Товарищи, я очень доволен тем, что дискуссия не заканчивается сегодняшним нашим выступлением. Никогда никакая дискуссия, никакое возражение и контрвозражение не могут считаться окончательно убедительными. У каждого остается чувство, что противник возразил бы с трудом на новые пришедшие в голову слова, а кроме того — п памяти стирается живая аргументация, которую вы слышите в течение вечера. Поэтому очень хорошо, что наша дискуссия будет напечатана, проверенная обоими спорящими, что те, кто действительно глубоко заинтересовались поставленными вопросами и считают, что эта дискуссия проливает на них свет, могут спокойно с карандашом в руках прочесть те и другие аргументы и что каждый из нас в дальнейшем, в тех книгах, которые мы будем готовить, сможет остановиться на позициях, занятых противником.
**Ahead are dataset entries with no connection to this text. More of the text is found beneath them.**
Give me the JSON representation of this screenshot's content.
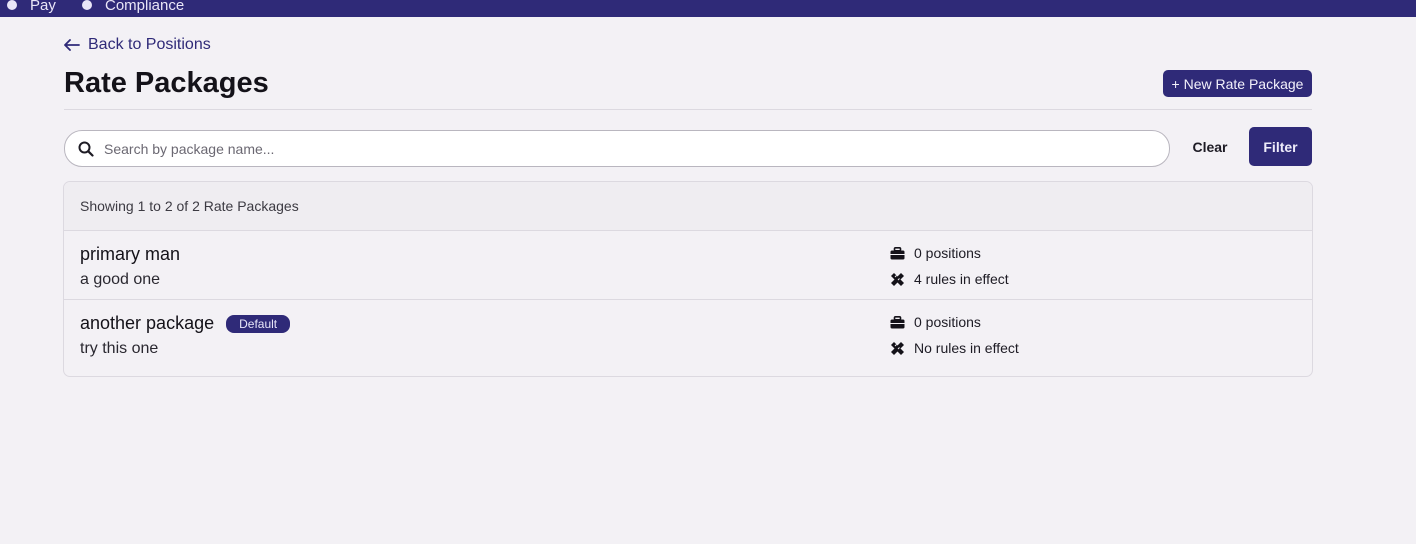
{
  "topnav": {
    "items": [
      {
        "label": "Pay",
        "icon": "dot-icon"
      },
      {
        "label": "Compliance",
        "icon": "dot-icon"
      }
    ],
    "background": "#2f2a78"
  },
  "back_link": {
    "label": "Back to Positions",
    "icon": "arrow-left-icon"
  },
  "page": {
    "title": "Rate Packages",
    "new_button_label": "+ New Rate Package"
  },
  "search": {
    "placeholder": "Search by package name...",
    "value": "",
    "icon": "search-icon",
    "clear_label": "Clear",
    "filter_label": "Filter"
  },
  "results": {
    "summary": "Showing 1 to 2 of 2 Rate Packages",
    "packages": [
      {
        "name": "primary man",
        "description": "a good one",
        "badge": "",
        "positions": "0 positions",
        "rules": "4 rules in effect"
      },
      {
        "name": "another package",
        "description": "try this one",
        "badge": "Default",
        "positions": "0 positions",
        "rules": "No rules in effect"
      }
    ]
  },
  "colors": {
    "accent": "#2f2a78",
    "background": "#f3f1f5",
    "border": "#dcd9e0"
  }
}
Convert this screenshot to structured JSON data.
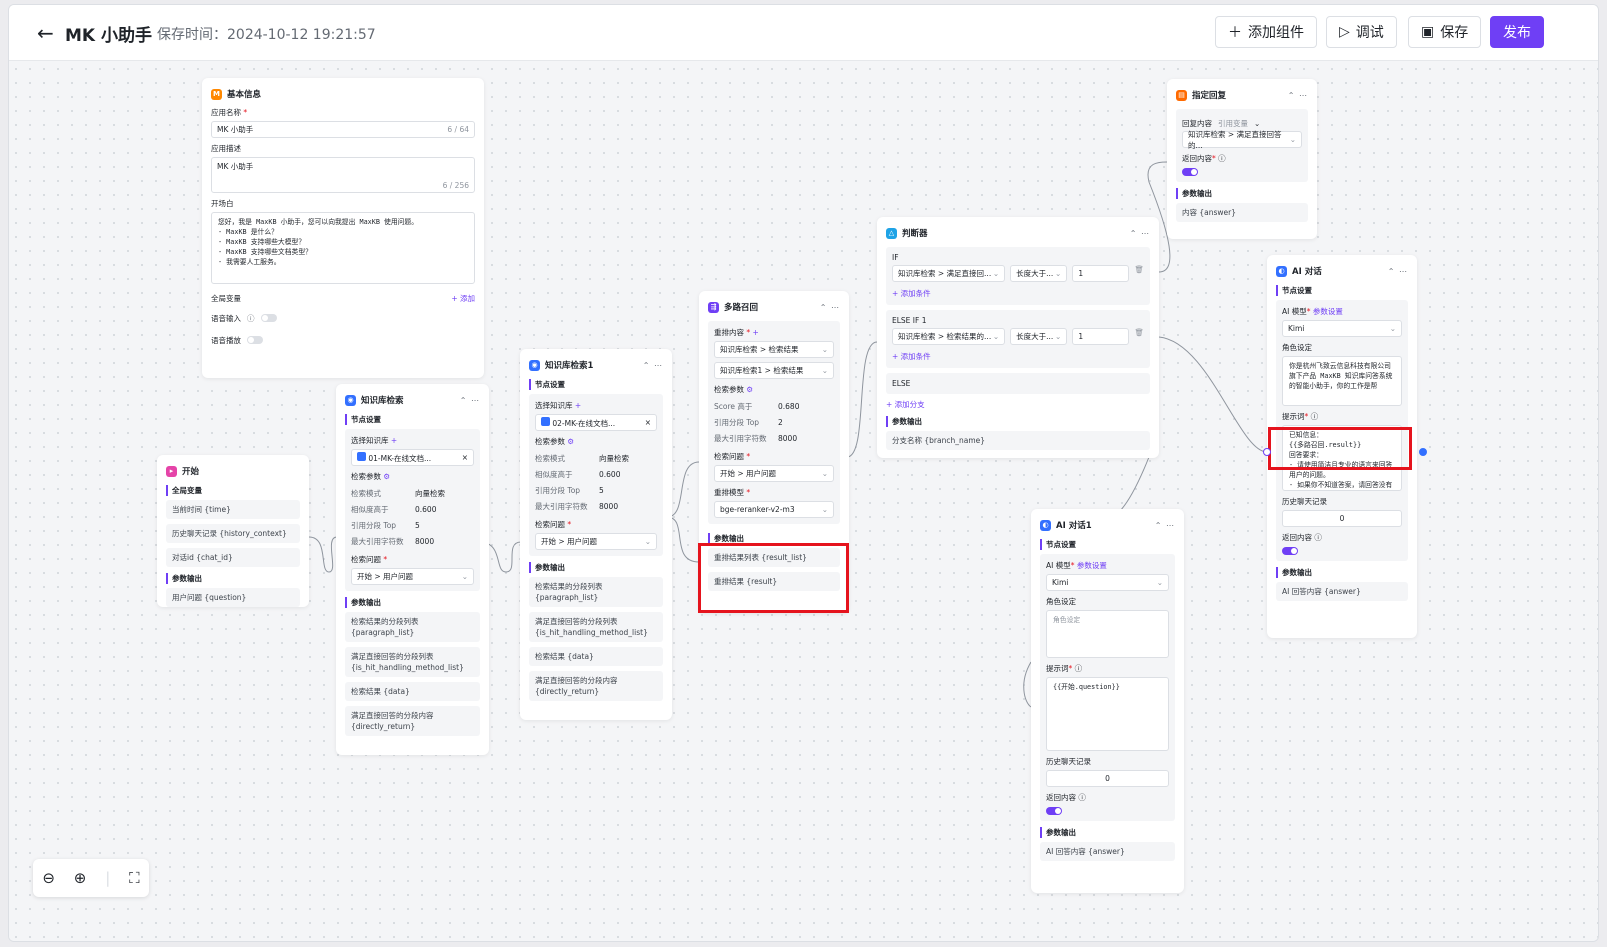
{
  "header": {
    "title": "MK 小助手",
    "save_time": "保存时间：2024-10-12 19:21:57",
    "add_component": "添加组件",
    "debug": "调试",
    "save": "保存",
    "publish": "发布"
  },
  "base_info": {
    "title": "基本信息",
    "app_name_label": "应用名称",
    "app_name": "MK 小助手",
    "app_name_count": "6 / 64",
    "desc_label": "应用描述",
    "desc": "MK 小助手",
    "desc_count": "6 / 256",
    "opening_label": "开场白",
    "opening": "您好，我是 MaxKB 小助手，您可以向我提出 MaxKB 使用问题。\n- MaxKB 是什么？\n- MaxKB 支持哪些大模型？\n- MaxKB 支持哪些文档类型？\n- 我需要人工服务。",
    "global_var_label": "全局变量",
    "add": "+ 添加",
    "voice_input": "语音输入",
    "voice_play": "语音播放"
  },
  "start": {
    "title": "开始",
    "global_vars": "全局变量",
    "items": [
      "当前时间 {time}",
      "历史聊天记录 {history_context}",
      "对话id {chat_id}"
    ],
    "output_label": "参数输出",
    "output": "用户问题 {question}"
  },
  "kb_search": {
    "title": "知识库检索",
    "node_settings": "节点设置",
    "select_kb": "选择知识库",
    "kb": "01-MK-在线文档...",
    "params_label": "检索参数",
    "params": [
      {
        "k": "检索模式",
        "v": "向量检索"
      },
      {
        "k": "相似度高于",
        "v": "0.600"
      },
      {
        "k": "引用分段 Top",
        "v": "5"
      },
      {
        "k": "最大引用字符数",
        "v": "8000"
      }
    ],
    "question_label": "检索问题",
    "question": "开始 > 用户问题",
    "output_label": "参数输出",
    "outputs": [
      "检索结果的分段列表 {paragraph_list}",
      "满足直接回答的分段列表 {is_hit_handling_method_list}",
      "检索结果 {data}",
      "满足直接回答的分段内容 {directly_return}"
    ]
  },
  "kb_search1": {
    "title": "知识库检索1",
    "node_settings": "节点设置",
    "select_kb": "选择知识库",
    "kb": "02-MK-在线文档...",
    "params_label": "检索参数",
    "params": [
      {
        "k": "检索模式",
        "v": "向量检索"
      },
      {
        "k": "相似度高于",
        "v": "0.600"
      },
      {
        "k": "引用分段 Top",
        "v": "5"
      },
      {
        "k": "最大引用字符数",
        "v": "8000"
      }
    ],
    "question_label": "检索问题",
    "question": "开始 > 用户问题",
    "output_label": "参数输出",
    "outputs": [
      "检索结果的分段列表 {paragraph_list}",
      "满足直接回答的分段列表 {is_hit_handling_method_list}",
      "检索结果 {data}",
      "满足直接回答的分段内容 {directly_return}"
    ]
  },
  "multi_recall": {
    "title": "多路召回",
    "rerank_label": "重排内容",
    "rerank_items": [
      "知识库检索 > 检索结果",
      "知识库检索1 > 检索结果"
    ],
    "params_label": "检索参数",
    "params": [
      {
        "k": "Score 高于",
        "v": "0.680"
      },
      {
        "k": "引用分段 Top",
        "v": "2"
      },
      {
        "k": "最大引用字符数",
        "v": "8000"
      }
    ],
    "question_label": "检索问题",
    "question": "开始 > 用户问题",
    "model_label": "重排模型",
    "model": "bge-reranker-v2-m3",
    "output_label": "参数输出",
    "outputs": [
      "重排结果列表 {result_list}",
      "重排结果 {result}"
    ]
  },
  "judge": {
    "title": "判断器",
    "if": "IF",
    "if_field": "知识库检索 > 满足直接回...",
    "if_op": "长度大于...",
    "if_val": "1",
    "add_cond": "+ 添加条件",
    "elseif": "ELSE IF 1",
    "elseif_field": "知识库检索 > 检索结果的...",
    "elseif_op": "长度大于...",
    "elseif_val": "1",
    "else": "ELSE",
    "add_branch": "+ 添加分支",
    "output_label": "参数输出",
    "output": "分支名称 {branch_name}"
  },
  "reply": {
    "title": "指定回复",
    "content_label": "回复内容",
    "ref_var": "引用变量",
    "content": "知识库检索 > 满足直接回答的...",
    "return_label": "返回内容",
    "output_label": "参数输出",
    "output": "内容 {answer}"
  },
  "ai_chat": {
    "title": "AI 对话",
    "node_settings": "节点设置",
    "model_label": "AI 模型",
    "param_settings": "参数设置",
    "model": "Kimi",
    "role_label": "角色设定",
    "role": "你是杭州飞致云信息科技有限公司旗下产品 MaxKB 知识库问答系统的智能小助手，你的工作是帮",
    "prompt_label": "提示词",
    "prompt": "已知信息：\n{{多路召回.result}}\n回答要求：\n- 请使用简洁且专业的语言来回答用户的问题。\n- 如果你不知道答案，请回答没有在知识库中查找到相关信息，建议咨询相关技术支持或参考官方文档进行操作。\n- 避免提及你是从已知信息中获得的知识。",
    "history_label": "历史聊天记录",
    "history": "0",
    "return_label": "返回内容",
    "output_label": "参数输出",
    "output": "AI 回答内容 {answer}"
  },
  "ai_chat1": {
    "title": "AI 对话1",
    "node_settings": "节点设置",
    "model_label": "AI 模型",
    "param_settings": "参数设置",
    "model": "Kimi",
    "role_label": "角色设定",
    "role_placeholder": "角色设定",
    "prompt_label": "提示词",
    "prompt": "{{开始.question}}",
    "history_label": "历史聊天记录",
    "history": "0",
    "return_label": "返回内容",
    "output_label": "参数输出",
    "output": "AI 回答内容 {answer}"
  },
  "colors": {
    "accent": "#6f3ff5",
    "highlight": "#e5131d",
    "kb_blue": "#3370ff"
  }
}
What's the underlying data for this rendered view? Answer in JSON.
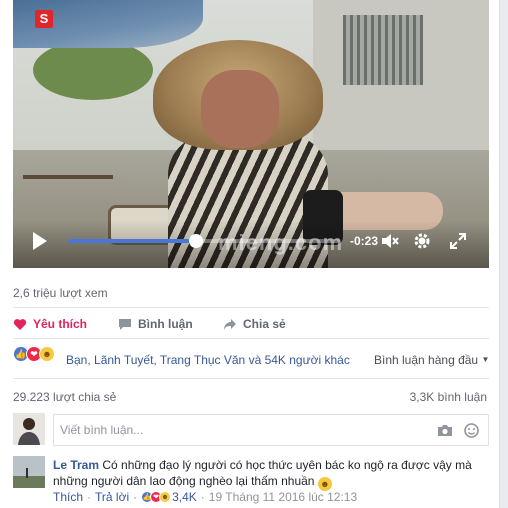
{
  "video": {
    "logo_letter": "S",
    "watermark": "mieng.com",
    "time_remaining": "-0:23",
    "progress_fraction": 0.47
  },
  "stats": {
    "views": "2,6 triệu lượt xem"
  },
  "actions": {
    "like": "Yêu thích",
    "comment": "Bình luận",
    "share": "Chia sẻ"
  },
  "reactions": {
    "summary": "Bạn, Lãnh Tuyết, Trang Thục Văn và 54K người khác",
    "sort_label": "Bình luận hàng đầu"
  },
  "counts": {
    "shares": "29.223 lượt chia sẻ",
    "comments": "3,3K bình luận"
  },
  "composer": {
    "placeholder": "Viết bình luận..."
  },
  "comment": {
    "author": "Le Tram",
    "text": "Có những đạo lý người có học thức uyên bác ko ngộ ra được vậy mà những người dân lao động nghèo lại thấm nhuần",
    "like_label": "Thích",
    "reply_label": "Trả lời",
    "reaction_count": "3,4K",
    "timestamp": "19 Tháng 11 2016 lúc 12:13"
  },
  "colors": {
    "link": "#365899",
    "liked": "#e0245e",
    "progress": "#4a76d6"
  }
}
Никогда не претендуем мы, что подобная дискуссия может вырвать из верующего сердца его веру, как никогда не претендуем на то, чтобы эти дискуссии могли убедить противника или целиком осветить вопрос. Но мы думаем, что они являются важным актом того попутного умственного процесса, которым мы сопровождаем нашу борьбу за лучшее будущее; мы просим отнестись к этой дискуссии именно так и верим, что эта дискуссия в этом смысле имеет некоторое значение.